Researchers in Japan have found that Japanese mothers use a much higher proportion of mimetic words with young children (60%) than with adults (10%), and their experiments found that children find mimetic verbs (those that use sound symbolism) easier to learn than non-mimetic verbs. They call this process mimetic bootstrapping. They also tested English-speaking children and adults using Japanese mimetic verbs and found that they were able to guess their meanings above the level of chance.

They also mentioned that mimetic words are not just found in Japanese – they are in fact found in the form similar to gitaigo in many of the worlds languages, though are rare in Indo-European languages.

Linguistic research

I did some research on grammatical gender for my bilingualism class today which was similar to the experiment I tried out here last week.

The victims participants were all native speakers of Welsh and we asked them to assign male or female voices to inanimate objects, some of which are usually associated with men – (beard, hammer, screwdriver); some are usually associated with women (brooch, dress, needle); while others are semantically neutral (clock, table, television). We were trying to see whether they would be guided by the semantic or Welsh grammatical gender, and in most cases they went with the semantic gender, except for the neutral objects, for which some of them followed the Welsh genders.

Apart from the assignment of genders, I found it interesting that most of the participants learnt Welsh first and only started learning English from the age of 4 or 5, i.e. when they started school. This is quite common in this part of Wales. We also asked them estimate the percentage of Welsh and English they use. Some said they use both languages equally, others use Welsh far more than English -up to 90% of the time.

Linguistics experiment

This is a little experiment I’ll be doing for my bilingualism class next week which I thought I’d try out on you first.

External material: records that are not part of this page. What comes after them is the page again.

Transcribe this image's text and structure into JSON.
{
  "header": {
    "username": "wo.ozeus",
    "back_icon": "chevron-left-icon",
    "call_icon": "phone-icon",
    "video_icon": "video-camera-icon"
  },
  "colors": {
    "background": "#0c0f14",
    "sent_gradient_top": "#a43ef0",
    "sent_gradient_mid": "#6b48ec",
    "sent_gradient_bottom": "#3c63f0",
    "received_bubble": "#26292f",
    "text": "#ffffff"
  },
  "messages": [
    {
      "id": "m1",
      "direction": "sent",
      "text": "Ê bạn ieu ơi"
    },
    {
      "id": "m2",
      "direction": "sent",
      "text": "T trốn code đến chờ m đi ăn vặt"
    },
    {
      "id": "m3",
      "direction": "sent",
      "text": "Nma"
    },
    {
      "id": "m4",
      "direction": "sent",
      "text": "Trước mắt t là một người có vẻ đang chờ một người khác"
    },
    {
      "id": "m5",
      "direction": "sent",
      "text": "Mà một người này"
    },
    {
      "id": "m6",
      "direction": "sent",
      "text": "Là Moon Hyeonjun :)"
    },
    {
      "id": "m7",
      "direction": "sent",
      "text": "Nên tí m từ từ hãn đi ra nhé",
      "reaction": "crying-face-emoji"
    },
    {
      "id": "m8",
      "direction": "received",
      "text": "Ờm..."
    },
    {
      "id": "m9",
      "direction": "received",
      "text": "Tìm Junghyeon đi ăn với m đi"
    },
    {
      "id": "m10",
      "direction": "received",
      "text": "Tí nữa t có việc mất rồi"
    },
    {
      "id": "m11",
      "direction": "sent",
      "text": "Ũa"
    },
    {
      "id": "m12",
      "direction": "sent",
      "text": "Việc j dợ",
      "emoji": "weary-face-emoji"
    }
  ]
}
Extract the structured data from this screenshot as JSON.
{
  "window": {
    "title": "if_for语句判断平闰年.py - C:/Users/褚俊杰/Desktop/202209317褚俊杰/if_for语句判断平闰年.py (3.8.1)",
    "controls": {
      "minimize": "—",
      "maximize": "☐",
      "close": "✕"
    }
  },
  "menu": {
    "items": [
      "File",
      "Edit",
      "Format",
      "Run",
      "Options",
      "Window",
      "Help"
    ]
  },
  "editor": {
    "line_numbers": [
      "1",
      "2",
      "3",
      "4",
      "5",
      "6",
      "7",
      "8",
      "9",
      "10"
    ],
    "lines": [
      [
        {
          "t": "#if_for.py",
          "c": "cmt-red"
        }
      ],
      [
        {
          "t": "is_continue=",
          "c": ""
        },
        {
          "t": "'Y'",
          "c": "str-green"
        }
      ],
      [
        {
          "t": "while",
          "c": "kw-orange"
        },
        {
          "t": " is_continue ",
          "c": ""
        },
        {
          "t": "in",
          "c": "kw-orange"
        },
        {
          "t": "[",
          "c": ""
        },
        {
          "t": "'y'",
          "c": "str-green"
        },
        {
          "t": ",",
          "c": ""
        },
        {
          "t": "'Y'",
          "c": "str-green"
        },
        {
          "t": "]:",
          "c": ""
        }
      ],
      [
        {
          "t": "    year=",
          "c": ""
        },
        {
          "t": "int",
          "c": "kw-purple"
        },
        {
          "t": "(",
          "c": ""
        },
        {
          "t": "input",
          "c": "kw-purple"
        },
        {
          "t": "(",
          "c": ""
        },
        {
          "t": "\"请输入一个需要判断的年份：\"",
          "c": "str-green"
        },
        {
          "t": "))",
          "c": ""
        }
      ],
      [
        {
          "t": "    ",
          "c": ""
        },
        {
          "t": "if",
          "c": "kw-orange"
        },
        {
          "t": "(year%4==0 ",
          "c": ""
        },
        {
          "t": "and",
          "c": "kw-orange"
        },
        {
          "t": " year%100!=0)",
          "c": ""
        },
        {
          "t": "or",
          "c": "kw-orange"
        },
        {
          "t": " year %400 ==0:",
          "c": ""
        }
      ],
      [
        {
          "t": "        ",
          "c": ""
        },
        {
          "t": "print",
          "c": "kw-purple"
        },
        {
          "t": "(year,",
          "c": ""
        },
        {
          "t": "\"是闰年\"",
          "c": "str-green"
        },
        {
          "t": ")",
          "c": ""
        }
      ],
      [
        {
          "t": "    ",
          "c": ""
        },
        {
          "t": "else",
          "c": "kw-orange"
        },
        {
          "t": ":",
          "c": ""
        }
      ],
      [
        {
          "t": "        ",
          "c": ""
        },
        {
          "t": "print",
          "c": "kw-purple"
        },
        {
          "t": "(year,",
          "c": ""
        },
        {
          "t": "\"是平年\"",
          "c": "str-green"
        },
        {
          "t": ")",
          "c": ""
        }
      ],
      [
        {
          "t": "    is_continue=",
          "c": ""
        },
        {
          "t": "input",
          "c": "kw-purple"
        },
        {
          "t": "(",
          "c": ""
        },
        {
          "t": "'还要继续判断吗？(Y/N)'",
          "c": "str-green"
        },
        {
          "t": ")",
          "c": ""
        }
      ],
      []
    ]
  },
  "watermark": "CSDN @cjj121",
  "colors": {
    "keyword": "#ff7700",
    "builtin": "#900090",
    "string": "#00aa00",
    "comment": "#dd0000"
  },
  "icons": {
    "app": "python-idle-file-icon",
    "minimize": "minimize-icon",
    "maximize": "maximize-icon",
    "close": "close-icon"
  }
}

Imagine you’re making a cartoon featuring the things listed below as characters. Which ones would you assign a male voice to, and which ones would you assign a female voice to?

1. A rock 2. A tree 3. A river 4. A bear 5. A salmon 6. A boat

Could you also tell us your native language, and whether you speak any other languages fluently? If you do speak other languages, when did you acquire them, do you use them regularly, and would you consider yourself bilingual or multilingual?

David Crystal

We met David Crystal today and had a very interesting question and answer session with him. He’s an Honorary Professor of Linguistics at Bangor University, but has so many other commitments that take him all over the world, he rarely has time to visit.

Among the topics we discussed whether it’s possible for major world languages such as English and Spanish, to live in ‘harmony’ with minority languages. David believes that this is possible, if the minority languages are supported politically and economically, and if their speakers are determined to continue using them. He gave the example of Catalonia, where major investment in the economy has been a major factor in the strength and growth of Catalan. In other regions where investment has been mainly in language teaching and language preservation organisations, the minority languages are not doing nearly as well.

We also talking about the future of English as a global language – David believes the current dominance of English is likely to continue, that the centre of English is shifting towards those who speak it as a second or foreign language, and that a new form of English as a Lingua Franca (ELF) could emerge. ELF is likely to be a simpler, formal style of English stripped of region and country-specific idioms and expressions. This is already happening to some extent. He also mentioned that English as a global language only started to be seriously discussed by linguistics about ten years ago.